Some analysts believe that the current copper shortage will prove to be a structural feature. A recent note from Goldman Sachs, a bank, predicts that prices will rise to $15,000 per tonne by 2025, from $10,000 today, as the red metal undergoes a new supercycle, a longish period in which demand outstrips supply. The spur to rapid demand growth will come, not from China, whose urbanisation lay behind the supercycle of the first decade of this century, but from the greening of richer countries. As a pliable, cost-effective conductor of heat and electricity, copper is a vital input to green tech. It takes four or five times as much copper to build an electric vehicle as a petrol-fuelled one. Copper goes into the cabling for EV charging stations, and into solar panels and wind turbines. At present, annual “green” demand for copper is 1m tonnes, or just 3% of supply. Goldman reckons that will reach 5.4m tonnes by 2030.
For some people, the case for another commodity supercycle has more holes in it than Swiss cheese. Policymakers in China, the world’s largest consumer of raw materials, are already putting the brakes on. Without a boom in China, there cannot be a supercycle. And high commodity prices are often their own nemesis. The response in agricultural products is simply to grow more crops. In the oil market, shale production can ramp up if prices warrant it.
But copper supply is far less flexible. It takes two to three years to expand output at an existing copper mine and a decade or more to develop a new one. And mining firms, burned by the commodities bust of the early 2010s, have focused more on paying out dividends than on investing in new supply. “Capital discipline” is an industry slogan. It will take further rallies in copper prices to chip away at this mindset.
That brings us to the wider lesson.
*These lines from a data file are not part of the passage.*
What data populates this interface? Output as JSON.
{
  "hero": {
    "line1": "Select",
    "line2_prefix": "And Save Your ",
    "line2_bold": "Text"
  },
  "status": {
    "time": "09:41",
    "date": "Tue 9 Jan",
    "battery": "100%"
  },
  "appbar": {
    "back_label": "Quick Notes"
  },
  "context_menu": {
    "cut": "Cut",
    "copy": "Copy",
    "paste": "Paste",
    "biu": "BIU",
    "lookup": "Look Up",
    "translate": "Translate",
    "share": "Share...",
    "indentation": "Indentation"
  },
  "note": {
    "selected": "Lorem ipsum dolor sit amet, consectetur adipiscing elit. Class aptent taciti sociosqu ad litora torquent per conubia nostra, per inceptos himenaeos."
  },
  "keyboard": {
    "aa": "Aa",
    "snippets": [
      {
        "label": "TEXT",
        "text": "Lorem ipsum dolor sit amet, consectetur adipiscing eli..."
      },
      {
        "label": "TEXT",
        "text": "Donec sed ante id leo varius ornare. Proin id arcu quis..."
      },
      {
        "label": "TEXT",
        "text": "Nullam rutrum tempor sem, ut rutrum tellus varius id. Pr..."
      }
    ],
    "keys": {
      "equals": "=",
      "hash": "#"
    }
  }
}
The view of central bankers is that today’s supply shortages are likely to be temporary and inflation will prove transient. Recent history is on their side. Supply shocks have generally washed out of inflation quickly. If this time proves to be different, it will be because of a peculiar clash. Habits of capital discipline formed in the previous, slow-growth business cycle are not obviously well suited to an economy running hot. As the cycle unfolds, copper prices will signify just how smoothly supply is responding to demand. Dr Copper’s most important diagnosis may yet lie ahead.